You are a chef, home brewer, coffee roaster or baker and you want to give the world a taste of your creations but how do you get your food product to the buying public? The good news is that the food niche business is big business and growing every year. National Association for the Specialty Food Trade, industry group reports that in 2010 there was more $50 billion of specialty food items sold in stores and another $12+ billion in restaurants, this totals 13% of all food sales.
Read these industry expert’s advice to take your food product from your kitchen to the supermarket or specialty food market shelves.
Barbara Lang, restaurant consultant and author of food market startup guide: From Restaurant to Retail advises newcomers to, “Study the market and your competitors to determine the current selections and determine how your product is different”. She notes that often first-time entrepreneurs think that better taste guarantees success, but sadly that is not true. Your items point of difference and marketing message will make or break your newly established food company.
Your Recipe to Market: Story as Marketing Message
Gourmet shops do not even try to compete on price with large national supermarket chains, instead, they focus on the new, unique and different type of food product – all with “stories” that sell. Your message may be one of foreign appeal, organic sustainability, hobby enthusiasts or other angles. Outlets to sell your food goods could be specialty realtors, farmers markets, online sites, mail order or restaurants. In today’s marketing world the message is the product so take time and use creativity to craft a winning one for your food item.
Food Product Launch: Partner with Government & Broker Resources
All US states have an agricultural university or food science programs at the ready to help you succeed. They can advise you on what has worked well in the past, offer helpful advice and connect you with industry professionals. Some areas, like mine in Long Island, New York, offer low-cost commercial kitchen rentals plus marketing and financial advice through the SBA (Small Business Administration) startup division called the SBDEC – Small Business Development and Economic Corporation. Contact your local SCORE group to find out what is available in your local area. Another reason to take advantage of these programs is that they are all complying with state and city commercial food handling regulations.

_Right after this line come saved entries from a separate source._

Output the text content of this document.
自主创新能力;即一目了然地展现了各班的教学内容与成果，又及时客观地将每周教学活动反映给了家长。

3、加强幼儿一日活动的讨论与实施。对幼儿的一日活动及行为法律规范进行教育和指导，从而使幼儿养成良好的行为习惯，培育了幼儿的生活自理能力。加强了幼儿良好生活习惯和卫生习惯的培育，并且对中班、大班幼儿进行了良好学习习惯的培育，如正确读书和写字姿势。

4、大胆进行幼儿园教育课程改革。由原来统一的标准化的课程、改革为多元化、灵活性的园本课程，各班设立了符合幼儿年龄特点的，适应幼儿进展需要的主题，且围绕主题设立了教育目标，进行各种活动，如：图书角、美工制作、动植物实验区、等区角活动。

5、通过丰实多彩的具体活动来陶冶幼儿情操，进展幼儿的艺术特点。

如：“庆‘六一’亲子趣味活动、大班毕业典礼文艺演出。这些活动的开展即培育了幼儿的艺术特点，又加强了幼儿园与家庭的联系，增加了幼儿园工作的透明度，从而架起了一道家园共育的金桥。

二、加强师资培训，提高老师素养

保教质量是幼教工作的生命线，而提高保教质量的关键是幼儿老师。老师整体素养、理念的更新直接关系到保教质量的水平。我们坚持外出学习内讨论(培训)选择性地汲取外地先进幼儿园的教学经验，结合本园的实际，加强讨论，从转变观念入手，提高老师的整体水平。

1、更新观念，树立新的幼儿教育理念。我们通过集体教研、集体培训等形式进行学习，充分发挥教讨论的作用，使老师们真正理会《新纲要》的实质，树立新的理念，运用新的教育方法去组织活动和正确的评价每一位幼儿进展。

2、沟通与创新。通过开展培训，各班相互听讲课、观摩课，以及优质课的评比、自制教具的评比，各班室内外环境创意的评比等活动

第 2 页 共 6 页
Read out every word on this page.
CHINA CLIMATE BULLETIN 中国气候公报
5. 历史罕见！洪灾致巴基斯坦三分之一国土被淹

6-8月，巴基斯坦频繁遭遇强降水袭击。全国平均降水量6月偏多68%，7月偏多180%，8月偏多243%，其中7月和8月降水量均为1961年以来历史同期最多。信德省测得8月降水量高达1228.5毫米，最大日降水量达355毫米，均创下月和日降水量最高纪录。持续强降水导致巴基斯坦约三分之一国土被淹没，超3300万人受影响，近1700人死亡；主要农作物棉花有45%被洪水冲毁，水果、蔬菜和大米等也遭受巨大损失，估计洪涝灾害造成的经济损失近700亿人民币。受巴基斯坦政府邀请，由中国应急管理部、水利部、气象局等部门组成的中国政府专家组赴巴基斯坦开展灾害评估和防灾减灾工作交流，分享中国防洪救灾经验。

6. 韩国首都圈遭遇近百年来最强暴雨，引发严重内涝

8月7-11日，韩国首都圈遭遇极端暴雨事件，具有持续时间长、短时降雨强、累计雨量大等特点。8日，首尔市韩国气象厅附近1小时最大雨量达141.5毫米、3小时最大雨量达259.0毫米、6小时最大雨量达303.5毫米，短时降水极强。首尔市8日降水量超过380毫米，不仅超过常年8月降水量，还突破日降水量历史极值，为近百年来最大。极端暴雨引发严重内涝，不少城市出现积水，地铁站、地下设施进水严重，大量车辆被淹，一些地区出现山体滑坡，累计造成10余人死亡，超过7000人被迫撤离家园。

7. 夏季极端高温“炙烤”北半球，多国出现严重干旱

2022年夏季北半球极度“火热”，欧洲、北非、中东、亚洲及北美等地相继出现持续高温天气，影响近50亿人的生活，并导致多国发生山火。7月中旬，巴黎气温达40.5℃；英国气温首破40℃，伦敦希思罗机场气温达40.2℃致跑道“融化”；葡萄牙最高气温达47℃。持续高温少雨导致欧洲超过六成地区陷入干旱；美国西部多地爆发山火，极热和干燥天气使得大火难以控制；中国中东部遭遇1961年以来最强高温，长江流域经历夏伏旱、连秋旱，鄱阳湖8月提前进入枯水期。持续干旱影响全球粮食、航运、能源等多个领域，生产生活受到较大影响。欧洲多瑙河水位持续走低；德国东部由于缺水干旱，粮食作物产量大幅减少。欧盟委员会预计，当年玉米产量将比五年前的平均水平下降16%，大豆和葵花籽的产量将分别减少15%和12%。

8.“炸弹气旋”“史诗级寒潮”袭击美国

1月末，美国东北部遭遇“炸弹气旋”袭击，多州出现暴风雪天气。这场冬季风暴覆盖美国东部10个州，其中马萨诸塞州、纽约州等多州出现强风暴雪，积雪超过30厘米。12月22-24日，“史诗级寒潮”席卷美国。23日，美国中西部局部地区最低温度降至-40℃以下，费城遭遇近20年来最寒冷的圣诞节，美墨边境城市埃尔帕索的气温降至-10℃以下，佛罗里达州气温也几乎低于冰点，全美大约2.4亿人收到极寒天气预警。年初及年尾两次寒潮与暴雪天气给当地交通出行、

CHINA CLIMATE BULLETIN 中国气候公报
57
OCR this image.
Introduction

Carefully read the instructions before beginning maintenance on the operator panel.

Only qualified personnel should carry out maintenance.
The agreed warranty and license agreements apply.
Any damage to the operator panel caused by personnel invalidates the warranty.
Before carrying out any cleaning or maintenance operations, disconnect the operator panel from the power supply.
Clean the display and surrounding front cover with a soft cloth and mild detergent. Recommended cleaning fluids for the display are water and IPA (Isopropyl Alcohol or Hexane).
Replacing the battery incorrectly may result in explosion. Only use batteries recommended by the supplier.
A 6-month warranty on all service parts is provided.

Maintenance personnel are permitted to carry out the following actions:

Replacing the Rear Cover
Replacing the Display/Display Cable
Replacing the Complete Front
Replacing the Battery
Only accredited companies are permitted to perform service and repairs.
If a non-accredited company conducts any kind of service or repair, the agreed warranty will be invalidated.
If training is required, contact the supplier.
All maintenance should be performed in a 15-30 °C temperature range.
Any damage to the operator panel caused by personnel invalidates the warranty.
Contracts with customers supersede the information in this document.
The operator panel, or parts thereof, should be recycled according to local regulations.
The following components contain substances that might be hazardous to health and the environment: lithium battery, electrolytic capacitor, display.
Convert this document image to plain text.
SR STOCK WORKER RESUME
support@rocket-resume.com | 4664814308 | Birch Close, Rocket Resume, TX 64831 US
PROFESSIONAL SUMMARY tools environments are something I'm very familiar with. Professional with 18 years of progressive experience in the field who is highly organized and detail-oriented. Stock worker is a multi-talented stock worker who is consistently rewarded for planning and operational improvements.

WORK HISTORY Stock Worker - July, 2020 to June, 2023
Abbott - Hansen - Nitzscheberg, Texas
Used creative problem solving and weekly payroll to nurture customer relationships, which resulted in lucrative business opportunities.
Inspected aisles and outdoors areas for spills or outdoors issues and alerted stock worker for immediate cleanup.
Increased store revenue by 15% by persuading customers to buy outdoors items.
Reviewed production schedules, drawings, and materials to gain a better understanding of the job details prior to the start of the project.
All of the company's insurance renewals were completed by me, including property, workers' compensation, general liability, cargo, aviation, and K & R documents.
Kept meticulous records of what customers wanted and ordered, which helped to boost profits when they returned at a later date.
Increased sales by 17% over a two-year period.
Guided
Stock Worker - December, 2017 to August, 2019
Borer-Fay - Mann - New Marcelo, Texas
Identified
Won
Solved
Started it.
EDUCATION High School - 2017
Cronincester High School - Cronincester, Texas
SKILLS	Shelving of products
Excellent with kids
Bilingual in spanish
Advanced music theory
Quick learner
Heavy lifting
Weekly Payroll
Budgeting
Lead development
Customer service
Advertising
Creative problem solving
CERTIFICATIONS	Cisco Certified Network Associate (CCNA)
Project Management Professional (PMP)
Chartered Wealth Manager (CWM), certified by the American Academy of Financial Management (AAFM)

Food brokers are businesses that sell both large national chains and sometimes specialty food chains. However, often you can meet with the owners of small stores directly.
Whole Foods has an innovative program of introducing new products in a store or region for customer reaction. They even offer loans to chefs and food purveyors starting at $1,000 up to $100,000 to help them grow successfully. Whole Foods, like most chain stores, expect the food producers to support their brand in-store with marketing, samples, coupons, promotions and events. Your job as food producer is not finished until the customer buys your product off the retailer’s shelves. Most stores evaluate products over a six month period for a fair trial of new items.